Periodic Reporting for period 1 - REPONANO (Retention of toxic pollutants by nanomagnetite aggregates)

Reporting period: 2021-03-01 to 2023-02-28

REPONANO addresses the fundamental scientific issue of the decontamination of drinking and waste water, focusing on the role of nanomagnetite in the immobilisation of contaminants that have started gaining a worldwide attention (i.e. As, Sb and U). Controlled experimental systems mimicking in-situ conditions are necessary to study the geochemical processes controlling Fe transformation and subsequent retention or release of contaminants. While the immobilisation of toxic elements by various Fe (hydr)oxides (e.g. ferrihydrite, hematite) has been widely studied, retention by magnetite is far less documented. The aim of the project is to study the combined interactions of physical and geochemical processes regulating the fate of most redox sensitive elements (focusing on As, Sb and U), in a controlled but complex setting, representative of natural systems, and to investigate the spatial distribution of the phases produced by nanomagnetite reduction. Apart from the conventional batch sorption experiments, a novel approach will be applied, using a new kind of submicron synthetic aggregate (i.e. PEGDA/nanomagnetite) in a microfluidic set-up. Alternative input solutions will be used, introducing for the first time a mixture of important contaminants to study their competitive behaviour, in addition to acidic, phosphate-rich waste leachates that pollute many coastal areas worldwide. Providing fundamental knowledge on the abiotic reduction mechanisms of trace elements, is crucial not only for setting new remediation strategies, but also for the human health, such as the development of therapeutic agents (e.g. Se nanoparticles tested to treat cancer cell spheroids, shown to behave amazing similarities to soil aggregates), contributing to the enhancement of the European competitiveness and excellence.
The work included a research program that brought together forefront knowledge on surface chemistry, mineral-water interaction, physical processes, environmental waste management, and waste/drinking water contamination. The activities carried out over the course of the project were directed along the three main objectives/work packages:
WP1. Study the retention potential of redox sensitive contaminants by (nano)magnetite, by performing a stepwise reduction of the ions of interest in order to develop a reactive barrier as a novel remediation technique. This work package was divided into two experimental parts:
a) We performed batch sorption experiments targeting toxic, acidic, and phosphate rich waste leachates. We focused on the effect of magnetite on U reduction, and As and Sb oxyanion removal, also, addressing the problems of high acidity, and high phosphate concentration, which are the major inhibitors of the treatments proposed so far.

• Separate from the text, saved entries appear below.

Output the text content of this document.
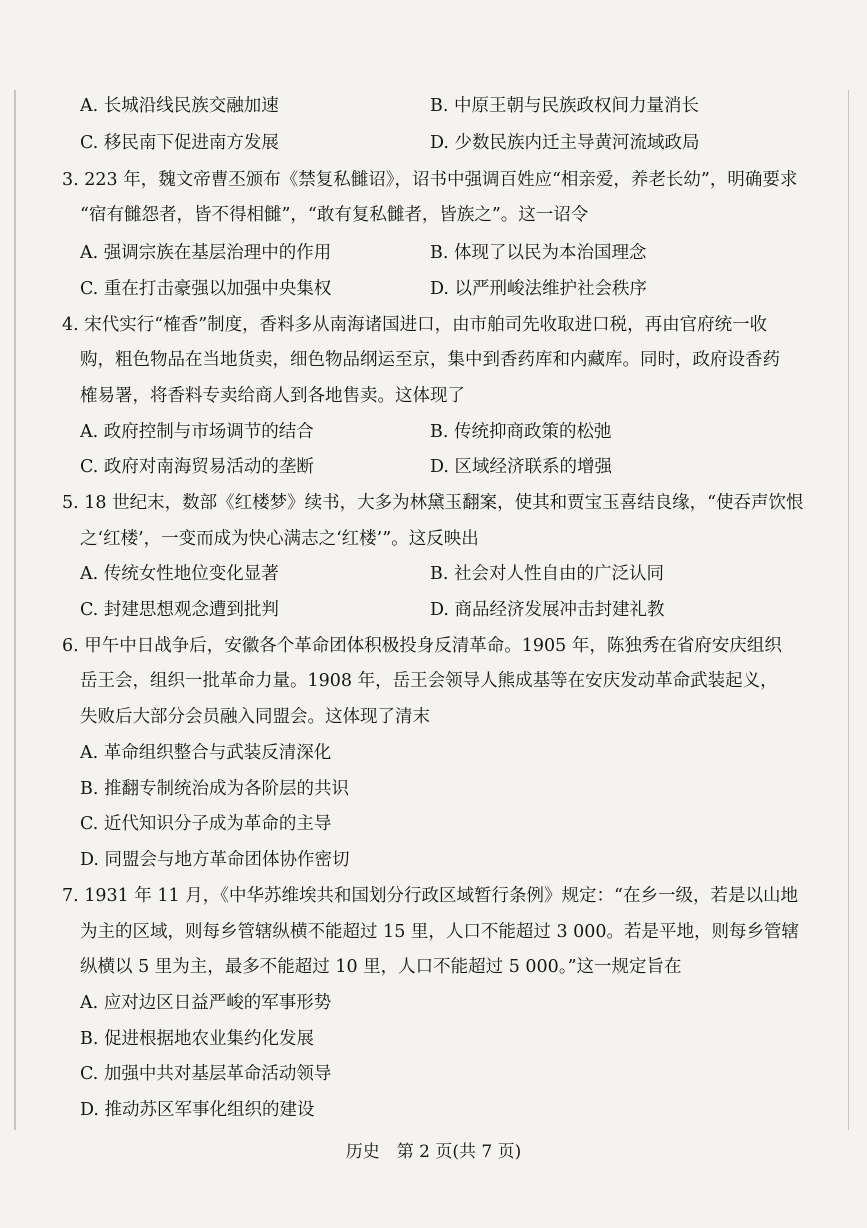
A. 长城沿线民族交融加速	B. 中原王朝与民族政权间力量消长
C. 移民南下促进南方发展	D. 少数民族内迁主导黄河流域政局
3. 223 年，魏文帝曹丕颁布《禁复私雠诏》，诏书中强调百姓应“相亲爱，养老长幼”，明确要求
“宿有雠怨者，皆不得相雠”，“敢有复私雠者，皆族之”。这一诏令
A. 强调宗族在基层治理中的作用	B. 体现了以民为本治国理念
C. 重在打击豪强以加强中央集权	D. 以严刑峻法维护社会秩序
4. 宋代实行“榷香”制度，香料多从南海诸国进口，由市舶司先收取进口税，再由官府统一收
购，粗色物品在当地货卖，细色物品纲运至京，集中到香药库和内藏库。同时，政府设香药
榷易署，将香料专卖给商人到各地售卖。这体现了
A. 政府控制与市场调节的结合	B. 传统抑商政策的松弛
C. 政府对南海贸易活动的垄断	D. 区域经济联系的增强
5. 18 世纪末，数部《红楼梦》续书，大多为林黛玉翻案，使其和贾宝玉喜结良缘，“使吞声饮恨
之‘红楼’，一变而成为快心满志之‘红楼’”。这反映出
A. 传统女性地位变化显著	B. 社会对人性自由的广泛认同
C. 封建思想观念遭到批判	D. 商品经济发展冲击封建礼教
6. 甲午中日战争后，安徽各个革命团体积极投身反清革命。1905 年，陈独秀在省府安庆组织
岳王会，组织一批革命力量。1908 年，岳王会领导人熊成基等在安庆发动革命武装起义，
失败后大部分会员融入同盟会。这体现了清末
A. 革命组织整合与武装反清深化
B. 推翻专制统治成为各阶层的共识
C. 近代知识分子成为革命的主导
D. 同盟会与地方革命团体协作密切
7. 1931 年 11 月，《中华苏维埃共和国划分行政区域暂行条例》规定：“在乡一级，若是以山地
为主的区域，则每乡管辖纵横不能超过 15 里，人口不能超过 3 000。若是平地，则每乡管辖
纵横以 5 里为主，最多不能超过 10 里，人口不能超过 5 000。”这一规定旨在
A. 应对边区日益严峻的军事形势
B. 促进根据地农业集约化发展
C. 加强中共对基层革命活动领导
D. 推动苏区军事化组织的建设
历史　第 2 页(共 7 页)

As such, we set the basis for an industrial process to decontaminate the aforementioned effluent waters by (i) first, using ZVI to increase the pH of the water while producing Fe2+, (ii) the precipitating phosphate ions as vivianite, and (iii) finally, using magnetite derived from steel industry wastes to immobilize toxic pollutants under different pH conditions and high phosphate concentrations. This three-step process provides new insights into a new ‘green’ route for the decontamination of drinking and waste waters.
b) We performed a series of flow-through controlled experiments through cylindrical aggregates in a microfluidic set up involving cylindrical structured PEGDA/nanomagnetite aggregates to obtain Break Through Curves (BTC) of the contaminants of interest. Antimony solution made with KSb(OH)6 at various pH values is used as the input solution. We showed the efficiency of the system and a significant retention of Sb depending on the initial concentration and the material of the aggregates.
WP2. Shed light into the driving processes during the microfluidics experiments and to investigate the contaminants’ uptake efficiency and mechanisms. We fully characterised the produced phases, following a multi-technique approach of synchrotron radiation based micro-probe techniques, such as X-ray absorption near-edge structure (XANES) and EXAFS (Extended X-Ray Absorption Fine Structure), combined with x-ray micro-fluorescence (µ-XRF) to map the diffusion of Sb within the PEGDA/nanomagnetite aggregates. We performed microfocus elemental and redox mapping of Sb on these aggregates, measuring its diffusion, and reduction particularly in their core to investigate the temporal distribution and the oxidation state of the reduced aqueous species of Sb produced by nanomagnetite reduction. We showed that Sb(V) reduction to Sb(III) is more efficient at low Sb initial concentrations, but the overall Sb removal from solution is increasing with the respective initial concentration.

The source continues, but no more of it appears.